Les dons spirituels

5. Le don de prophétie

Le don de prophétie ouvre devant nous un champ très vaste. Entendue en son sens le plus large, la prophétie comprend toute parole inspirée, ou au moins toute parole divinement inspirée. Le ministère des prophètes n'a pas seulement une place importante dans le Nouveau Testament, il occupe aussi une grande partie de l'Ancien. Paul est si nettement favorable à l'exercice de ce don, qu'il exhorte les croyants à le désirer ardemment (I Cor. 14.39) ; il se représente même une assemblée où tous prophétisent (v .24).

La définition de notre sujet sera facilitée si nous écartons d'emblée l'idée que la prophétie dans les Ecritures ne serait rien autre qu'une 'prédication ordinaire. Certes les prophètes de la Bible furent des prédicateurs, au sens le plus élevé, mais leur prédication avait un caractère distinctif. On ne peut pas séparer la vraie prophétie de la notion d'une inspiration certaine. « Le prophète parlait plutôt sous la poussée d'une inspiration soudaine, dans la lumière d'une révélation donnée au moment même (le mot révélation, apocalypsis, se trouve I Cor. 14.30)... L'idée d'une RÉVÉLATION immédiate donnée à celui qui parle, est fondamentale ; elle dévoile soit l'avenir, soit la pensée de l'Esprit en général ». (Robinson, Lexique, p. 693).

Ce ministère est, sans conteste, autre chose que la prédication ordinaire ; mais il faut remarquer aussi que, dans certaines prédications inspirées. il y a un• élément de prophétie beaucoup plus important qu'on ne le croit d'ordinaire.

A l'occasion, le prophète était chargé de prédire l'avenir ; l'idée que l'on se fait couramment de la fonction du prophète ne s'attache guère qu'à cet aspect. Toutefois, ce n'est là qu'une très petite partie du ministère prophétique.

Le don de prophétie et la charge de prophète.

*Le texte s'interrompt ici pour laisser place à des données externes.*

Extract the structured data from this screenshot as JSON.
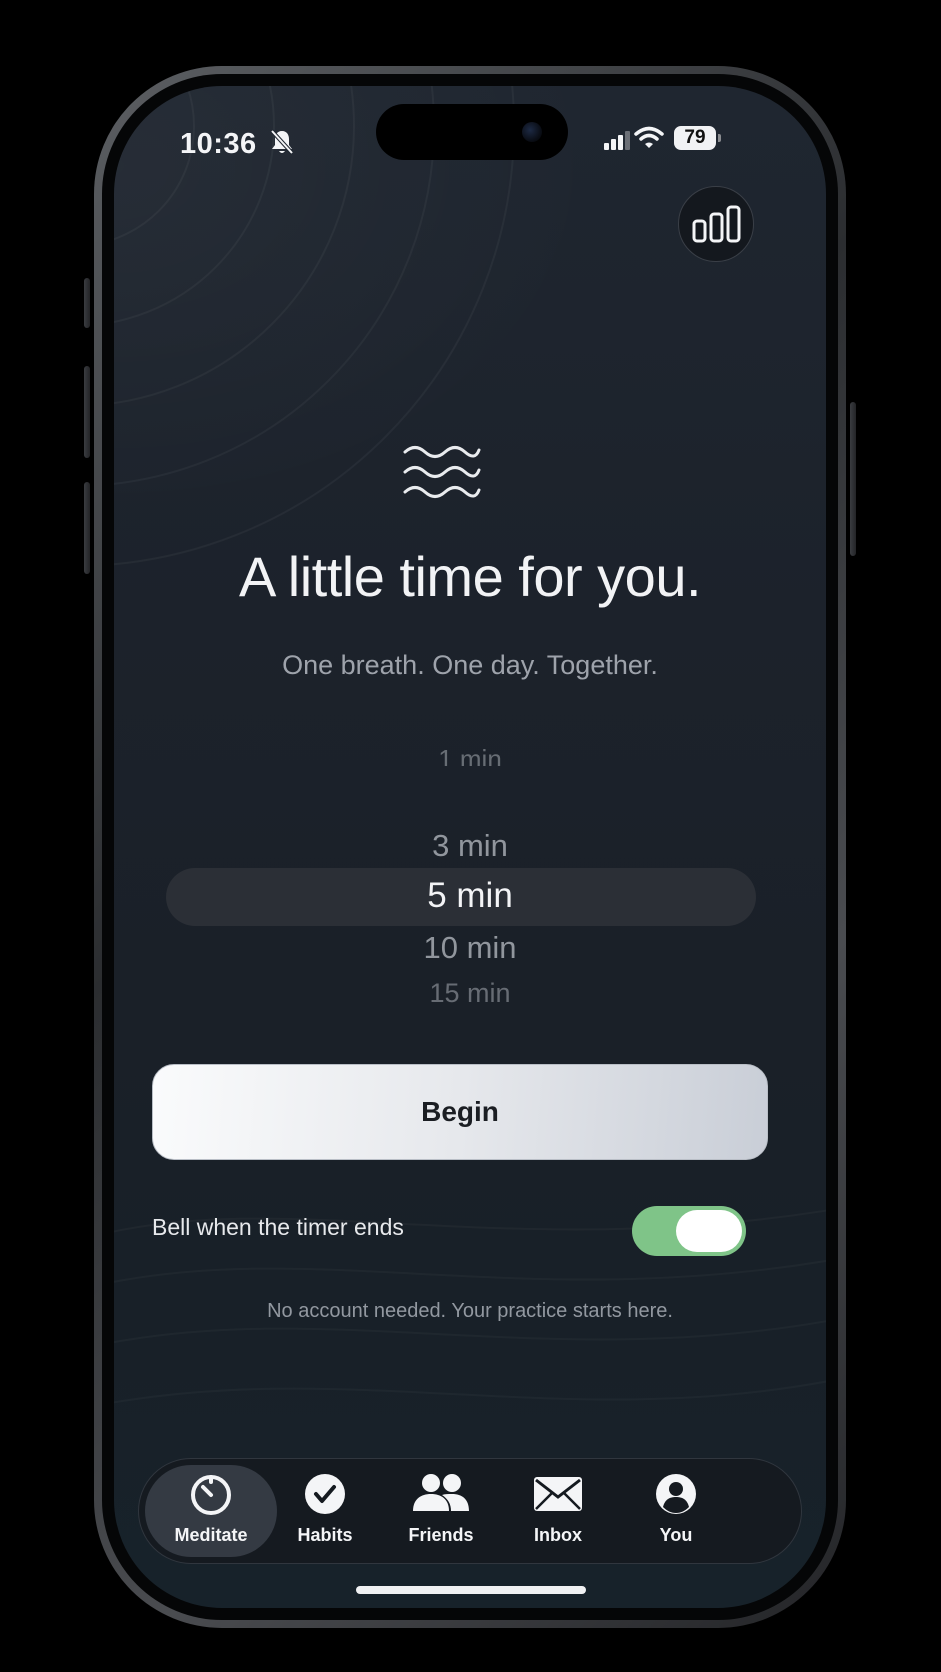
{
  "status_bar": {
    "time": "10:36",
    "battery": "79",
    "icons": [
      "bell-off-icon",
      "signal-icon",
      "wifi-icon",
      "battery-icon"
    ]
  },
  "header": {
    "stats_icon": "bar-chart-icon"
  },
  "hero": {
    "icon": "waves-icon",
    "title": "A little time for you.",
    "subtitle": "One breath. One day. Together."
  },
  "duration_picker": {
    "options": [
      "1 min",
      "3 min",
      "5 min",
      "10 min",
      "15 min"
    ],
    "selected": "5 min"
  },
  "begin_button": {
    "label": "Begin"
  },
  "bell_setting": {
    "label": "Bell when the timer ends",
    "enabled": true
  },
  "footnote": "No account needed. Your practice starts here.",
  "tab_bar": {
    "tabs": [
      {
        "label": "Meditate",
        "icon": "timer-icon",
        "active": true
      },
      {
        "label": "Habits",
        "icon": "checkmark-icon",
        "active": false
      },
      {
        "label": "Friends",
        "icon": "people-icon",
        "active": false
      },
      {
        "label": "Inbox",
        "icon": "envelope-icon",
        "active": false
      },
      {
        "label": "You",
        "icon": "person-icon",
        "active": false
      }
    ]
  },
  "colors": {
    "background": "#1c222b",
    "toggle_on": "#7fc488",
    "primary_text": "#f2f3f5",
    "secondary_text": "#9ea3ab"
  }
}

Le don de prophétie semble avoir été très répandu dans l'Eglise primitive ; mais ceux qu'on appelait officiellement prophètes n'étaient qu'en petit nombre et constituaient un groupe très défini. Parmi eux étaient Jude, Silas, Agabus, etc. Tous les croyants pouvaient, à l'occasion, prophétiser (I Cor. 14.24), mais ils n'en devenaient pas pour autant des prophètes au sens officiel, qui est celui des passages Actes 13.1 et Ephés. 4.11.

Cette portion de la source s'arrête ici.